Strontium Selenogermanate( III ) and Barium Selenogermanate( II , IV ): Synthesis, Crystal Structures, and Chemical Bonding

The new selenogermanates Sr 2 Ge 2 Se 5 and Ba 2 Ge 2 Se 5 were synthesized by heating stoichiometric mixtures of binary selenides and the corresponding elements to 750 °C. The crystal structures were determined by single‐crystal X‐ray methods. Both compounds adopt previously unknown structure types. Sr 2 Ge 2 Se 5 ( P 2 1 / n , a =8.445(2) Å, b =12.302 Å, c =9.179 Å, β =93.75(3)°, Z =4) contains [Ge 4 Se 10 ] 8− ions with homonuclear Ge−Ge bonds ( d Ge−Ge =2.432 Å), which may be described as two ethane‐like Se 3 Ge−GeSeSe 2/2 fragments sharing two selenium atoms. Ba 2 Ge 2 Se 5 ( Pnma , a =12.594(3) Å, b =9.174(2) Å, c =9.160(2) Å, Z =4) contains [Ge 2 Se 5 ] 4− anions built up by two edge‐sharing GeSe 4 tetrahedra, in which one terminal Se atom is replaced by a lone pair from the divalent germanium atom.
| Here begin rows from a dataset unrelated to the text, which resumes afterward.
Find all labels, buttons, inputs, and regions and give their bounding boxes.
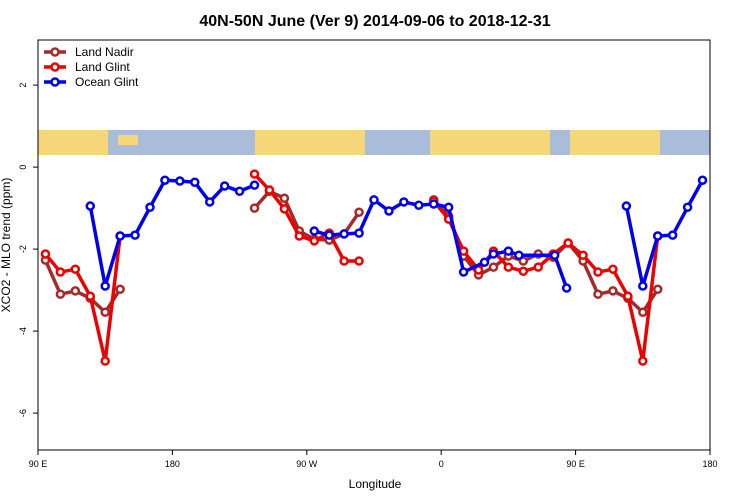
point — [55, 267, 66, 277]
point — [608, 264, 618, 274]
point — [682, 202, 693, 213]
point — [458, 267, 469, 277]
y-tick-label: 0 — [18, 165, 28, 170]
point — [249, 203, 260, 213]
point — [70, 286, 81, 296]
point — [638, 281, 648, 291]
point — [638, 307, 648, 317]
point — [518, 266, 529, 276]
point — [175, 176, 185, 186]
series-line — [44, 172, 660, 363]
x-tick-label: 90 W — [296, 459, 318, 469]
point — [309, 226, 320, 236]
legend-marker — [50, 77, 60, 87]
map-band — [38, 130, 710, 155]
point — [100, 281, 110, 291]
point — [130, 230, 140, 240]
point — [354, 256, 364, 266]
point — [549, 250, 560, 260]
point — [264, 185, 275, 195]
point — [85, 291, 96, 301]
point — [234, 186, 245, 197]
point — [593, 289, 603, 299]
point — [399, 197, 409, 207]
chart-title: 40N-50N June (Ver 9) 2014-09-06 to 2018-… — [199, 13, 550, 30]
point — [503, 246, 514, 256]
point — [219, 181, 230, 191]
point — [145, 202, 155, 213]
point — [667, 230, 678, 240]
legend-label: Ocean Glint — [75, 75, 139, 89]
y-tick-label: 2 — [18, 83, 28, 88]
point — [100, 307, 110, 317]
x-tick-label: 180 — [165, 459, 180, 469]
point — [354, 207, 364, 217]
x-axis-label: Longitude — [349, 477, 402, 491]
point — [697, 175, 708, 185]
point — [608, 286, 618, 296]
point — [115, 231, 125, 241]
point — [652, 231, 663, 241]
point — [621, 201, 632, 211]
point — [518, 256, 529, 266]
point — [339, 256, 349, 266]
legend-label: Land Glint — [75, 60, 130, 74]
point — [55, 289, 66, 299]
point — [190, 177, 200, 188]
point — [324, 230, 334, 240]
plot-frame — [37, 39, 711, 451]
point — [652, 284, 663, 295]
point — [369, 195, 379, 205]
point — [204, 197, 215, 207]
y-tick-label: -6 — [18, 409, 28, 417]
series-line — [43, 189, 660, 314]
point — [428, 199, 439, 209]
point — [561, 283, 572, 293]
point — [623, 291, 633, 301]
point — [339, 229, 349, 239]
x-tick-label: 90 E — [29, 459, 48, 469]
point — [414, 200, 424, 210]
y-axis-label: XCO2 - MLO trend (ppm) — [0, 178, 13, 313]
point — [443, 202, 454, 213]
point — [40, 249, 51, 259]
point — [309, 236, 320, 246]
point — [593, 267, 603, 277]
point — [514, 250, 524, 260]
point — [503, 262, 514, 272]
point — [100, 356, 110, 366]
y-tick-label: -2 — [18, 245, 28, 253]
point — [354, 228, 364, 238]
point — [563, 238, 573, 248]
point — [294, 231, 305, 241]
x-tick-label: 90 E — [566, 459, 585, 469]
point — [115, 284, 125, 295]
point — [70, 264, 81, 274]
legend-marker — [50, 62, 60, 72]
y-tick-label: -4 — [18, 327, 28, 335]
point — [479, 257, 490, 267]
x-tick-label: 0 — [439, 459, 444, 469]
point — [638, 356, 648, 366]
point — [533, 262, 544, 272]
point — [160, 175, 170, 185]
legend-marker — [50, 47, 60, 57]
point — [249, 169, 260, 179]
point — [458, 246, 469, 256]
x-tick-label: 180 — [702, 459, 717, 469]
point — [279, 204, 290, 214]
legend-label: Land Nadir — [75, 45, 134, 59]
point — [85, 201, 96, 211]
point — [578, 250, 588, 260]
point — [488, 262, 499, 272]
point — [279, 193, 290, 204]
point — [249, 180, 260, 190]
point — [384, 206, 394, 216]
point — [488, 249, 499, 259]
The alkaline earth cations are arranged between the complex anions, each coordinated by eight or nine selenium atoms. Ba 2 Ge 2 Se 5 is a mixed‐valence compound with Ge II and Ge IV coexisting within the same anion. Sr 2 Ge 2 Se 5 contains exclusively Ge III . These compounds possess electronic formulations that correspond to (Sr 2+ ) 2 (Ge 3+ ) 2 (Se 2− ) 5 and (Ba 2+ ) 2 Ge 2+ Ge 4+ (Se 2− ) 5 . Calculations of the electron localization function (ELF) reveal clearly both the lone pair on Ge II in Ba 2 Ge 2 Se 5 and the covalent Ge−Ge bond in Sr 2 Ge 2 Se 5 . Analysis of the ELF topologies shows that the Ge III −Se and Ge IV −Se covalent bonds are almost identical, whereas the Ge II −Se interactions are weaker and more ionic in character.